While ordering the National Judicial (Policymaking) Committee and the Law and Justice Commission of Pakistan (LJCP) to formulate comprehensive AI usage guidelines for the judiciary, Justice Shah emphasised the need for safeguards ensuring that this cutting-edge technology serves only as a facilitative tool, and does not compromise judicial independence, constitutional principles or public trust.
In the Pakistani context, AI could play a seminal role in reducing the country’s massive case backlog. As of December 2024, there were 50,487 cases pending in the Supreme Court, while the LJCP had reported in June last year that there were over 2.2 million pending cases nationwide, including 1.8 million languishing in the district courts.

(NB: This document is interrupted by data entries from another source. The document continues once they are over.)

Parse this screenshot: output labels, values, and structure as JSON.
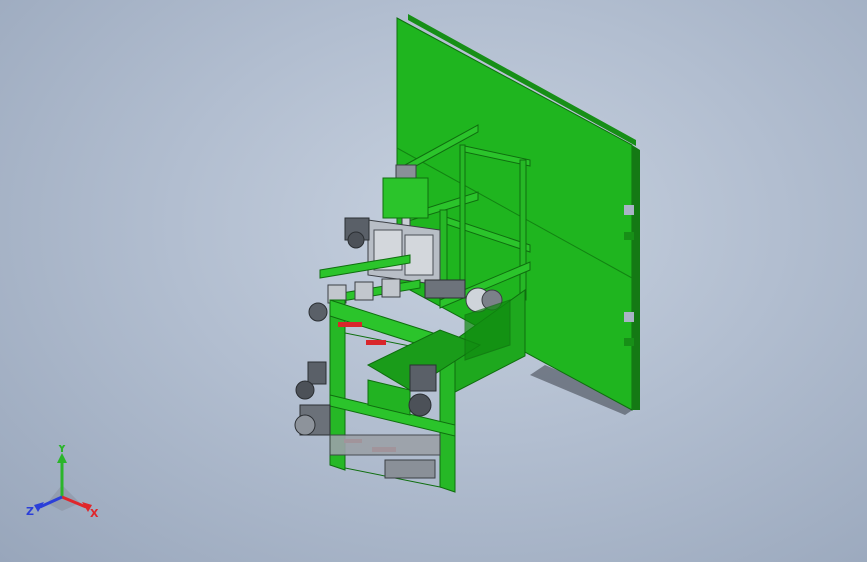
{
  "viewport": {
    "background_top": "#c7d1df",
    "background_bottom": "#98a6bb"
  },
  "model": {
    "frame_color": "#22b322",
    "frame_dark": "#178a17",
    "metal_color": "#9aa1a8",
    "accent_red": "#d9262b"
  },
  "triad": {
    "x_label": "X",
    "y_label": "Y",
    "z_label": "Z",
    "x_color": "#e0262b",
    "y_color": "#2bb52b",
    "z_color": "#2b3fd9"
  }
}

Given the massive quantum of cases awaiting adjudication across the judicial system, it goes without saying that such delays undermine the rights of litigants, compromise the very essence of justice delivery and erode public trust in the judiciary, creating a crisis that demands urgent redress.
AI could prove transformational here by automating routine tasks, optimising docket management, accelerating legal research and enabling data-driven case prioritisation, and thus significantly reducing case processing times, allocating judicial resources more effectively, and ultimately improving access to timely justice – which after all, is the core purpose of any justice system worth its name.
At the same time, as very aptly put by Justice Shah, “the rule of law must always prevail over the rule of data”.
The ultimate authority to interpret evolving legal and moral standards cannot be handed over to technology as it does not possess human judgment, ethical reasoning, the lived experience of judges or the capacity for mercy essential to justice. Hence the ruling very rightly mandates that AI algorithms serve rather than supplant judges, ensuring technology never eclipses an individual judge’s moral compass, compassion or societal values.
This is backed by both global experience and research. There have been numerous instances worldwide of the use of AI tools in criminal justice leading to wrongful arrests due to biased predictive policing algorithms that perpetuate historical biases and prejudices against marginalised communities. For instance, Amnesty International has found UK police using predictive algorithms that racially profile communities, with 75% of police forces in that country employing this discriminatory system.
A 2024 Unesco survey has also shown how AI’s use in judicial processes carries significant risks of human rights abuses pertaining to privacy, freedom of expression and non-discrimination. Also of significance is the US Supreme Court’s warning against AI-generated “hallucinations”, where AI chatbots produce non-existent case citations that have known to lead lawyers to file briefs with fabricated references, jeopardising the integrity of legal processes.
So, alongside adopting Justice Shah’s human-centric approach, there is also a clear need to craft and implement effective AI governance protocols, and establish training programmes geared towards ensuring responsible AI use in judicial activities. Ultimately, AI should assist the justice system – not replace the judges who give it meaning.